Aquello —la contradicción entre la absurda pretensión de Helen de dar marcha atrás al reloj y su necesidad de recurrir a las modas más recientes para sentirse joven— simbolizaba el insondable abismo que se había abierto entre ellos. Aquello, más que el cuerpo viejo detrás de la fachada cosmética, los gestos afectados e implorantes, le había alejado de ella.
Ahora, el error estaba largamente superado. Pero, al recordarlo, Grant revivió el antiguo dolor y mientras firmaba el documento se sintió como un verdugo.
—Bueno, si no queda nada más pendiente, vamos abajo a echar un trago. Es usted lo bastante viejo para beber, ¿verdad?
Richard Vandeleer IX alzó la mirada de la cremallera de su cartera de mano.
—Póngame a prueba.
Dos vasos más tarde el humor de Grant no había mejorado. El ambiente no era el más favorable para ello, con las luces fluorescentes cambiando continuamente de color y de forma sobre las paredes del enorme bar. Aquello podía ser el último grito en decoración, pero no facilitaba el descanso de unos ojos que no habían dispuesto de varias décadas para acostumbrarse paulatinamente a ello.
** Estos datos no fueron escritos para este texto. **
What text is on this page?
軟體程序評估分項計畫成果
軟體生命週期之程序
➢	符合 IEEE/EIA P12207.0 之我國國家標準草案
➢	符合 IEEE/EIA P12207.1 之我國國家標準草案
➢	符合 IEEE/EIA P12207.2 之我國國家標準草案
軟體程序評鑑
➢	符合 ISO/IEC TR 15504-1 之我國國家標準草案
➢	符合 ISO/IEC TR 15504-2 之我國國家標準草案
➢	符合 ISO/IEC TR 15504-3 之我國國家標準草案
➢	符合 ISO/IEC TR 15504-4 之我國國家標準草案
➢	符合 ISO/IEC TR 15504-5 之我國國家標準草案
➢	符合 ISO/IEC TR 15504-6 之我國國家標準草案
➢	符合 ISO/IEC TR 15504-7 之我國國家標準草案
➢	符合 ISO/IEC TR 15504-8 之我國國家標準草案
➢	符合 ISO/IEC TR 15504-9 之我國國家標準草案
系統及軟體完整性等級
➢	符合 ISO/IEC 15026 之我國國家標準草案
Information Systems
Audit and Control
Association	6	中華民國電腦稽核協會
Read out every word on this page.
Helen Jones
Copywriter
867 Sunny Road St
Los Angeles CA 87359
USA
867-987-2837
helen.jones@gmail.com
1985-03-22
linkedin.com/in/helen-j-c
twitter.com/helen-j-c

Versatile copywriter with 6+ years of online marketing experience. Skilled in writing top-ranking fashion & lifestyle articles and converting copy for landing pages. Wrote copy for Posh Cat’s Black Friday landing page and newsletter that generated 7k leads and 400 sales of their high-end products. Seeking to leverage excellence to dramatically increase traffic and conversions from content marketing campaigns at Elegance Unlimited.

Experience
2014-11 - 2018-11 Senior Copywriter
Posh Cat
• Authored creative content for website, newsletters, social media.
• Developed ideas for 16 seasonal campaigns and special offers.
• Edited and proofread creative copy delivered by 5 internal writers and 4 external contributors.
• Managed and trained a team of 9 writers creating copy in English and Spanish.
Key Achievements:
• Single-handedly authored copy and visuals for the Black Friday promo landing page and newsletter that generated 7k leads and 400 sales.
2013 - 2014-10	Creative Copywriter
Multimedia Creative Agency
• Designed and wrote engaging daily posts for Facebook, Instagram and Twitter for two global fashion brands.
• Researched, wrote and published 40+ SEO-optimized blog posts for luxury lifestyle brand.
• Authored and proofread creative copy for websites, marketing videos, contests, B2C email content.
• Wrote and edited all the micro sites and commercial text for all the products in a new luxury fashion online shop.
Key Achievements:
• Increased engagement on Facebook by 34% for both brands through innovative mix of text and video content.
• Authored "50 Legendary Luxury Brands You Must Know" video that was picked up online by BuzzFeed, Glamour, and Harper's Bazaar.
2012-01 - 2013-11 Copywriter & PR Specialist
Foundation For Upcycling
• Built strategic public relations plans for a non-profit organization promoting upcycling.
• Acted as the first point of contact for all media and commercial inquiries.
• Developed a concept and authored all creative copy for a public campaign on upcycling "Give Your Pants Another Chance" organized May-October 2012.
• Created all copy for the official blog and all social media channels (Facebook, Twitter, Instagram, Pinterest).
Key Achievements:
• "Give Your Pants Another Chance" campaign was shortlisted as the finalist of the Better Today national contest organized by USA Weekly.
Pero lo que le preocupaba no era el presente... y no estaba seguro de si su preocupación era por el pasado o por el futuro. Dentro de treinta a cuarenta años —en tiempo terrestre; dos o tres de los suyos— se quedaría permanentemente en la Tierra. La comparación que se le había ocurrido durante la conferencia de prensa —que era un extraño en un país extranjero— volvió a asaltarle. Se pueden pasar unas vacaciones de unos cuantos meses en un país extranjero y divertirse con sus costumbres distintas, con lo incomprensible de su idioma.
Pero, ¿instalarse allí?
Apuró el contenido de su vaso. Existía una respuesta a la sensación, si no al problema final: la antigua respuesta de inoculación, una dosis más pequeña de la enfermedad más importante. Grant hizo chasquear sus dedos llamando a un camarero. Éste se acercó rápidamente.
—Un nomenclátor —le dijo Grant.
El camarero parpadeó.
—Lo siento, señor. Si es algún tipo de bebida nueva... o muy antigua, temo que... ¡Oh! ¿Un nomenclátor?
Grant asintió.
—Mundial.
—No estoy seguro de que haya uno en el hotel, señor.
Grant sostuvo en alto un billete de cien dólares.
—Búsqueme uno.
El camarero tardó cinco minutos en traerlo. Grant 10 abrió al azar. A ciegas, apoyó un dedo sobre la página.
«Biarritz, Departamento de los Bajos Pirineos. Balneario histórico, puesto de moda por los ingleses en el siglo xix. Población...»
Grant levantó la mirada hacia Richard.
Richard le contempló unos instantes en silencio, con evidente simpatía.
—Arreglaré lo del vuelo. Y le buscaré un buen hotel —Apuró el contenido de su vaso—. Forma parte del servicio.
—Es usted un verdadero Vandeleer —le dijo Grant—. Pero voy a pedirle una cosa —Las paredes despedían ahora llamas anaranjadas—. Procure que sea un hotel pequeño.